ROME (AP) -- Survivors of another deadly Mediterranean crossing reported Wednesday that some 300 migrants were unaccounted-for in the frigid open seas, as the U.N. refugee agency and other aid groups sharply criticized the new EU rescue operation as inefficient for saving lives.
The suspected deaths add to the 29 reported earlier in the week by the Italian coast guard, which said the victims had died of hypothermia during the voyage that began Sunday in Libya, where most smuggling operations originate.

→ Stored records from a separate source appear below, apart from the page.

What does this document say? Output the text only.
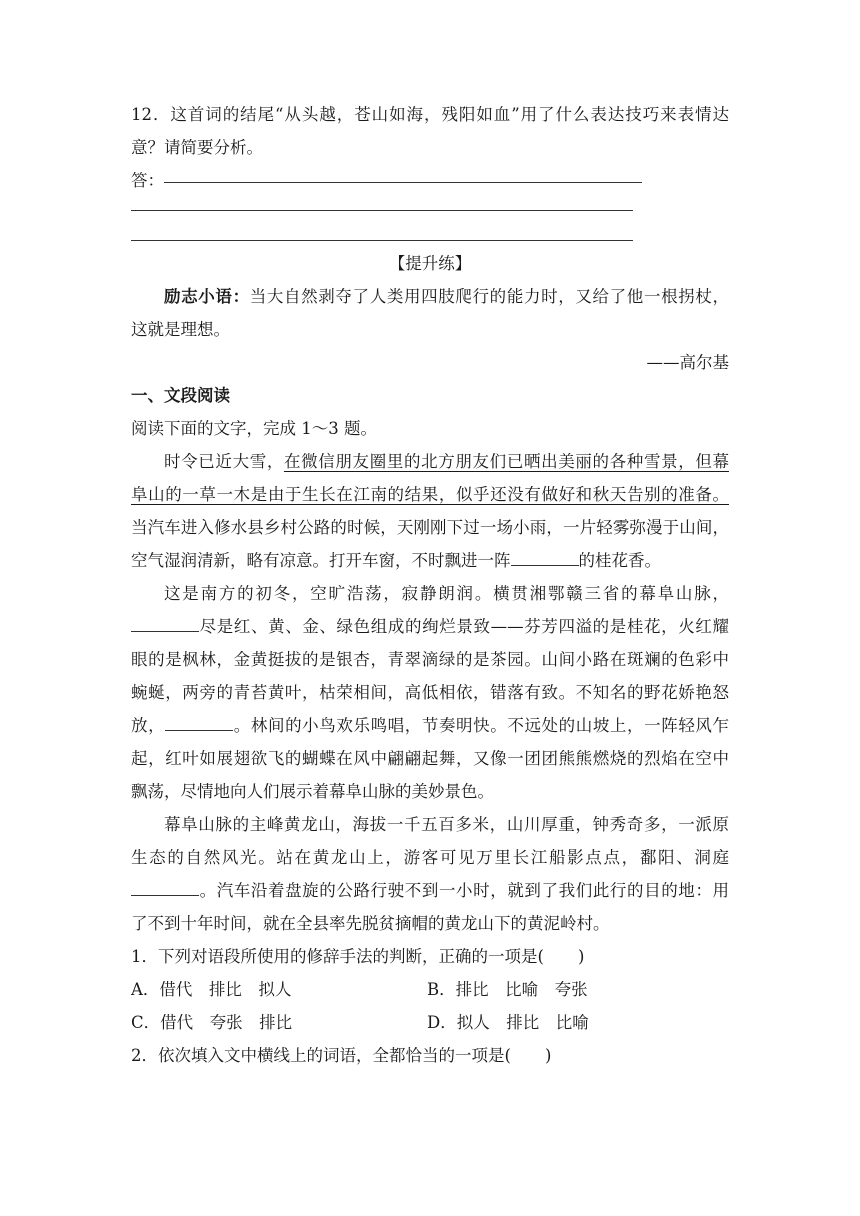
12．这首词的结尾“从头越，苍山如海，残阳如血”用了什么表达技巧来表情达
意？请简要分析。
答：
【提升练】
励志小语：当大自然剥夺了人类用四肢爬行的能力时，又给了他一根拐杖，
这就是理想。
——高尔基
一、文段阅读
阅读下面的文字，完成 1～3 题。
时令已近大雪，在微信朋友圈里的北方朋友们已晒出美丽的各种雪景，但幕
阜山的一草一木是由于生长在江南的结果，似乎还没有做好和秋天告别的准备。
当汽车进入修水县乡村公路的时候，天刚刚下过一场小雨，一片轻雾弥漫于山间，
空气湿润清新，略有凉意。打开车窗，不时飘进一阵	的桂花香。
这是南方的初冬，空旷浩荡，寂静朗润。横贯湘鄂赣三省的幕阜山脉，
尽是红、黄、金、绿色组成的绚烂景致——芬芳四溢的是桂花，火红耀
眼的是枫林，金黄挺拔的是银杏，青翠滴绿的是茶园。山间小路在斑斓的色彩中
蜿蜒，两旁的青苔黄叶，枯荣相间，高低相依，错落有致。不知名的野花娇艳怒
放，	。林间的小鸟欢乐鸣唱，节奏明快。不远处的山坡上，一阵轻风乍
起，红叶如展翅欲飞的蝴蝶在风中翩翩起舞，又像一团团熊熊燃烧的烈焰在空中
飘荡，尽情地向人们展示着幕阜山脉的美妙景色。
幕阜山脉的主峰黄龙山，海拔一千五百多米，山川厚重，钟秀奇多，一派原
生态的自然风光。站在黄龙山上，游客可见万里长江船影点点，鄱阳、洞庭
。汽车沿着盘旋的公路行驶不到一小时，就到了我们此行的目的地：用
了不到十年时间，就在全县率先脱贫摘帽的黄龙山下的黄泥岭村。
1．下列对语段所使用的修辞手法的判断，正确的一项是( )
A．借代　排比　拟人	B．排比　比喻　夸张
C．借代　夸张　排比	D．拟人　排比　比喻
2．依次填入文中横线上的词语，全都恰当的一项是( )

Some of the migrants that were rescued at sea sit on a bus in the harbor of Lampedusa Monday, Feb. 9, 2015. At least 29 migrants have died from hypothermia while traveling from North Africa to Italy aboard a smuggler's life raft in heavy seas, amid a surge of migrants making the dangerous sea crossing despite the harsh winter conditions. The victims were among 106 people packed aboard an inflatable life raft who were trying to cross the Mediterranean in rough seas and freezing temperatures, Italian coast guard Cmdr. Filippo Marini said Monday. (AP Photo/Mauro Buccarello)
The U.N. High Commissioner for Refugees said survivors reported that four boats had left together Sunday from Libya and that 107 people had survived. After initially confirming 203 deaths from three boats, it confirmed the fourth and raised the toll to around 300.
The agency's spokeswoman in Italy, Carlotta Sami, said the victims had been "swallowed up by the waves," the youngest a child of 12.
UNHCR, Save the Children and other aid groups blasted the new EU-backed rescue patrol as ineffective. The European Union took over Mediterranean patrols after Italy phased out its robust Mare Nostrum operation in November. It had been launched in 2013 after 360 migrants died off the coast of the Sicilian island of Lampedusa.
But the EU's Triton mission only operates a few miles off Europe's coast - its job is to patrol Europe's borders - whereas Mare Nostrum patrols took Italian rescue ships up close to Libya's coast.
"The Triton operation doesn't have as its principal mandate saving human lives, and thus cannot be the response that is urgently needed," Laurens Jolles, the head of the U.N. agency for southern Europe, said in a statement.
Save The Children called for the EU to urgently meet to restart Mare Nostrum "or another rescue system that has the mandate, the capacity and means to prevent other tragedies."
The U.N. and other rescue organizations had long said the less-robust EU mission would result in lost lives since the patrols are so far from Libya's coast. Critics of the Mare Nostrum, though, had said the Italian patrols so close to Libya only encouraged migrants to take the risk.
The UNHCHR says the recent deaths confirm that there is no deterrent effect from a less-robust operation. In January, 3,528 migrants reached Italy, up by two-thirds from 2,171 in the first month of 2014, a year that brought 170,100 migrants to Italy's shores.
Italian Foreign Minister Paolo Gentiloni, speaking on Sky TG24, said the aim should be to "Europeanize" the Mare Nostrum operation and "not take a step back in our humanitarian commitment or ability to confront the problem."
In his weekly general audience Wednesday, Pope Francis called for more solidarity "so that no one is left without rescue."